To counter that view, Adamson offers an example of an e-commerce company moving in on, or at least getting closer to, the supply chain: “Amazon has had a freight forwarding licence for a while. Is the next step setting up its own shipping company, or working with a new outfit like Massterly from Wilhelmsen and Kongsberg, building next-generation ships, maybe investing in smaller, automated, battery-driven, low-emission ships that can navigate inland waterways and enter many smaller ports – bypassing the mega ships and mega ports – and thus really providing customers what they actually want?”

Sacchi at Wärtsilä believes strongly, however, that existing shipping companies will hold on to their place in the supply chain. Shipping can, must and will adapt, he predicts, and there is one key solution that’s finally available to shipping - on that point he and Adamson agree – and that solution is connectivity.
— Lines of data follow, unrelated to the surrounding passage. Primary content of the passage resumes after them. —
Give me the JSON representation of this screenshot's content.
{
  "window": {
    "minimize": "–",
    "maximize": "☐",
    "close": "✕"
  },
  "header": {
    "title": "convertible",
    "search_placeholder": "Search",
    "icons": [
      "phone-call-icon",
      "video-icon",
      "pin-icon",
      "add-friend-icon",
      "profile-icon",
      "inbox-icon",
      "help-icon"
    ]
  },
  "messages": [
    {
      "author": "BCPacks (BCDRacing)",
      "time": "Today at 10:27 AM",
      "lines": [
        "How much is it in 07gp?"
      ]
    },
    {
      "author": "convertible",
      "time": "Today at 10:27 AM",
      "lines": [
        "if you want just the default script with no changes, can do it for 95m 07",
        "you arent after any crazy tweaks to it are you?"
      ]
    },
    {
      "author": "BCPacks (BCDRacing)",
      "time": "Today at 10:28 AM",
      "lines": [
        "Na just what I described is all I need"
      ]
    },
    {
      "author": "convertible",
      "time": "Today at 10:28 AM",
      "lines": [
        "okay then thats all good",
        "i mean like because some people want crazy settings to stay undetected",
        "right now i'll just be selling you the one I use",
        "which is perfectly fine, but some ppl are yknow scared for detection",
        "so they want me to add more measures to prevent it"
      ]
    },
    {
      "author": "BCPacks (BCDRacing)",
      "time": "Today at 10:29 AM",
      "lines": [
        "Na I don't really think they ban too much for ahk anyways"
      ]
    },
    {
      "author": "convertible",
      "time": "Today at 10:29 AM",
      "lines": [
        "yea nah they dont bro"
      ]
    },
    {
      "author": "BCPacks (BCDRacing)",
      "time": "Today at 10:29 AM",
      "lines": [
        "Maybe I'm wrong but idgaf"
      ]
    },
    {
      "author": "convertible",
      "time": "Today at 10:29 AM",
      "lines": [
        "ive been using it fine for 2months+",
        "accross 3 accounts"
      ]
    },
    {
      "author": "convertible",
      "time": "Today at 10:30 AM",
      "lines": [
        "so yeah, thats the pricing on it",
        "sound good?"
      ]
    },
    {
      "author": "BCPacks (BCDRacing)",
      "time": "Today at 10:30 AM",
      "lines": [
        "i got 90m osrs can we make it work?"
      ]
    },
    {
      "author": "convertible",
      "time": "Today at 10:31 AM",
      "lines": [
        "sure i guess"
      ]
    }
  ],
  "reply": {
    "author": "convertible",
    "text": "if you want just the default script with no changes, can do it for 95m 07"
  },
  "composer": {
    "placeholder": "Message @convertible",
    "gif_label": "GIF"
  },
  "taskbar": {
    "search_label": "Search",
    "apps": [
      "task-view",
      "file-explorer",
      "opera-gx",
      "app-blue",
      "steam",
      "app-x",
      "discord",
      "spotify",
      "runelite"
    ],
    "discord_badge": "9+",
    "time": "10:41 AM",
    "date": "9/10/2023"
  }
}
Offering something as simple to the end customer such as tracking their order was impossible as long as deep-sea connectivity was complex and expensive. “Shipping has not had the same access to real-time, fast connectivity on its ships as we’ve had ashore because it’s been incredibly expensive – satcom is literally rocket science,” says Adamson. “But with the costs and availability of enterprise-grade connectivity the gateway to the future is well and truly open for shipping.”   

    

Who’s going to pay?

There are profits to be made in the long-term, but shipping today doesn’t think long-term, Adamson argues. The challenges are manifold and sewn into the very fabric of shipping. With so many involved parties - owner, manager, operator – who is going to make that investment in connectivity? “There are complex stakeholder relationships which can ultimately end up disadvantaging the end customer,” says Adamson. “Ship owners are speculating in tonnage rather than investing in end-customer propositions, so they’re only interested in the value of the ship. The third party ship manager may see the benefits but might not have the ship under management in three months’ time and thus cannot justify a major connectivity investment in a vessel they don’t own. The bottom line is that shipping has been existing in a state of managed dissatisfaction for some time, and it’s not a tenable situation as markets and customer demands evolve.”

Tight budgets are also a challenge, and all the stakeholders are already operating on wafer-thin margins. None of this, however, will get customers on land to scale back their expectations. And the cultural differences between shipping and e-commerce companies are therefore a real challenge, warns Adamson. “If you look at Amazon, they are relentlessly focussed on satisfying the customer, it is the only thing that their CEO cares about. He asks every day ‘What can we do to reduce the friction and get ahead of the customer’s expectations?’ That’s why every industry is vulnerable to Amazon, and shipping is absolutely no exception.”